One of the best performing commodities since the first week of May is lean hogs and live cattle. Driven by record imports and expectations of another surge in Chinese demand, hog prices are heading through the roof this summer while most commodities struggle since May.
Seasonal demand (barbeques), Chinese and foreign purchases and a reduction of herds has resulted in newfound support for the worst-performing commodity sector over the past ten years.
Like agricultural commodities, the meats usually harbor a negative correlation to equities in bad months for stocks. Natural gas also shows a similarly negative correlation on bad days for the broader market. These commodities tend to zig when other markets zag – making them ideal diversification tools in a diversified portfolio.
That was the case on Monday as world markets were bludgeoned amid Europe’s debt crisis; lean hogs, live cattle, gold and natural gas rose yesterday while the S&P 500 Index fell 1.8%.

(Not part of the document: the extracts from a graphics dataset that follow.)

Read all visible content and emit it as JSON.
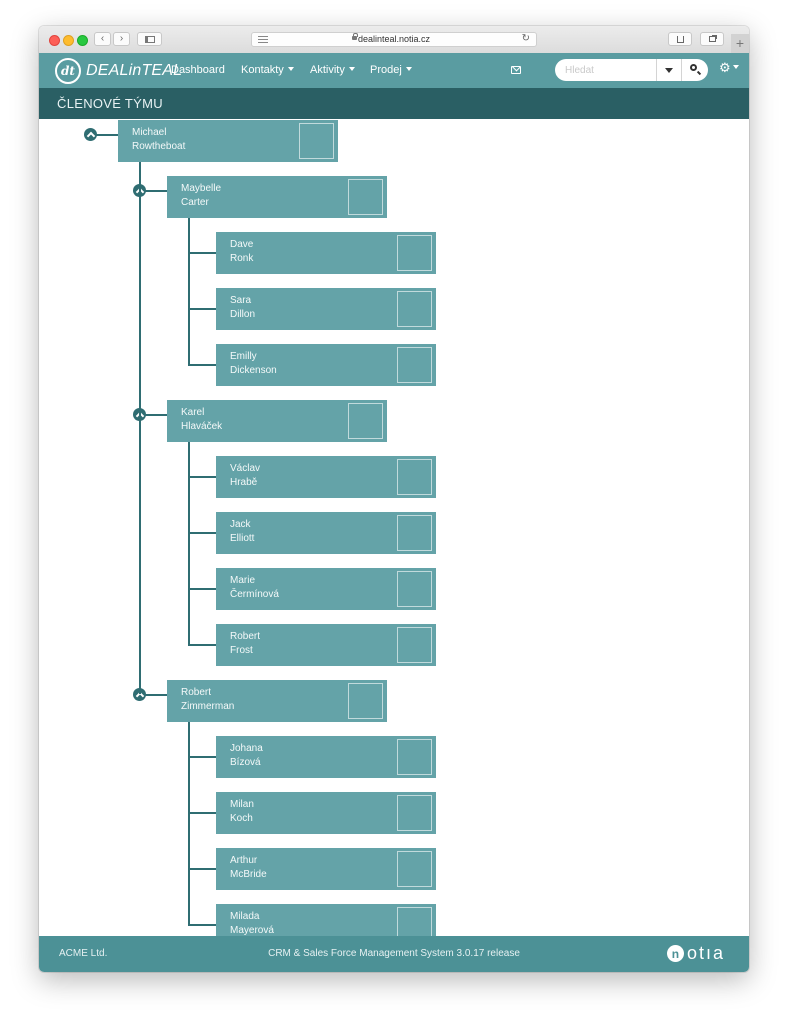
{
  "browser": {
    "url": "dealinteal.notia.cz",
    "new_tab_label": "+"
  },
  "app": {
    "logo_mark": "dt",
    "logo_text": "DEALinTEAL",
    "nav": [
      {
        "label": "Dashboard"
      },
      {
        "label": "Kontakty"
      },
      {
        "label": "Aktivity"
      },
      {
        "label": "Prodej"
      }
    ],
    "search": {
      "placeholder": "Hledat",
      "value": ""
    },
    "settings_icon": "⚙"
  },
  "page": {
    "title": "ČLENOVÉ TÝMU"
  },
  "team": {
    "root": {
      "first": "Michael",
      "last": "Rowtheboat",
      "photo": {
        "hair": "#6b5a48",
        "skin": "#d9ab8c",
        "bg": "#9b8a6f",
        "shirt": "#2e3b4c"
      }
    },
    "groups": [
      {
        "leader": {
          "first": "Maybelle",
          "last": "Carter",
          "photo": {
            "hair": "#2a1a14",
            "skin": "#d8a687",
            "bg": "#c7b8b0",
            "shirt": "#2a1a14"
          }
        },
        "members": [
          {
            "first": "Dave",
            "last": "Ronk",
            "photo": {
              "hair": "#3a2a20",
              "skin": "#c28a66",
              "bg": "#7a6a55",
              "shirt": "#e8e6e3"
            }
          },
          {
            "first": "Sara",
            "last": "Dillon",
            "photo": {
              "hair": "#d6b05a",
              "skin": "#e7c4a5",
              "bg": "#b9a98f",
              "shirt": "#3a3a3a"
            }
          },
          {
            "first": "Emilly",
            "last": "Dickenson",
            "photo": {
              "hair": "#e4c479",
              "skin": "#efc7ad",
              "bg": "#cfc3b6",
              "shirt": "#e0529a"
            }
          }
        ]
      },
      {
        "leader": {
          "first": "Karel",
          "last": "Hlaváček",
          "photo": {
            "hair": "#8b7b60",
            "skin": "#d6a98a",
            "bg": "#a9b3a5",
            "shirt": "#1e2224"
          }
        },
        "members": [
          {
            "first": "Václav",
            "last": "Hrabě",
            "photo": {
              "hair": "#d9b26a",
              "skin": "#e8c2a2",
              "bg": "#b7a783",
              "shirt": "#3b88c8"
            }
          },
          {
            "first": "Jack",
            "last": "Elliott",
            "photo": {
              "hair": "#5c3f2c",
              "skin": "#d69f7d",
              "bg": "#c0b8ab",
              "shirt": "#b4282c"
            }
          },
          {
            "first": "Marie",
            "last": "Čermínová",
            "photo": {
              "hair": "#d6a64f",
              "skin": "#e9c0a0",
              "bg": "#a8765a",
              "shirt": "#2d2a33"
            }
          },
          {
            "first": "Robert",
            "last": "Frost",
            "photo": {
              "hair": "#d3b27a",
              "skin": "#e6bf9e",
              "bg": "#c5b594",
              "shirt": "#8d8a84"
            }
          }
        ]
      },
      {
        "leader": {
          "first": "Robert",
          "last": "Zimmerman",
          "photo": {
            "hair": "#2b231f",
            "skin": "#c99476",
            "bg": "#6f6a64",
            "shirt": "#151515"
          }
        },
        "members": [
          {
            "first": "Johana",
            "last": "Bízová",
            "photo": {
              "hair": "#7a4a2c",
              "skin": "#e0b496",
              "bg": "#c9bda5",
              "shirt": "#caa46f"
            }
          },
          {
            "first": "Milan",
            "last": "Koch",
            "photo": {
              "hair": "#b48a62",
              "skin": "#e2b898",
              "bg": "#d3ccbd",
              "shirt": "#2e3d52"
            }
          },
          {
            "first": "Arthur",
            "last": "McBride",
            "photo": {
              "hair": "#5b4432",
              "skin": "#c99777",
              "bg": "#8c7452",
              "shirt": "#2a2a2e"
            }
          },
          {
            "first": "Milada",
            "last": "Mayerová",
            "photo": {
              "hair": "#e6d3a6",
              "skin": "#f0cfb6",
              "bg": "#cfc9bf",
              "shirt": "#dcd6cc"
            }
          }
        ]
      }
    ]
  },
  "footer": {
    "company": "ACME Ltd.",
    "version": "CRM & Sales Force Management System 3.0.17 release",
    "brand_mark": "n",
    "brand_text": "otıa"
  }
}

Hog prices hit their daily limits on Monday, rising more than 3%. Iowa hog prices have rallied 20% over the last 12 months while steers have gained more than 16%. With feeder cattle prices at record highs amid soaring corn prices, ranchers are culling their herds. Beef, chicken and pork prices are already much higher across the United States since mid-2010.
But the recent spike in pork and beef prices might be a long-term phenomenon driven by China’s growing appetite for meat-based protein.
China has a smart habit of accumulating raw materials and foodstuffs on price corrections.[adcode]
This recently occurred in the copper market where inventories on the Shanghai Metals Exchange were drawn down after China hoarded some important metals since last winter. The same story is now working its way through the grain markets as China purchased some serious tonnage of corn last week after prices tanked on June 30 following a bullish USDA crop report.
The bull market in pork has begun. Live cattle will join the party soon.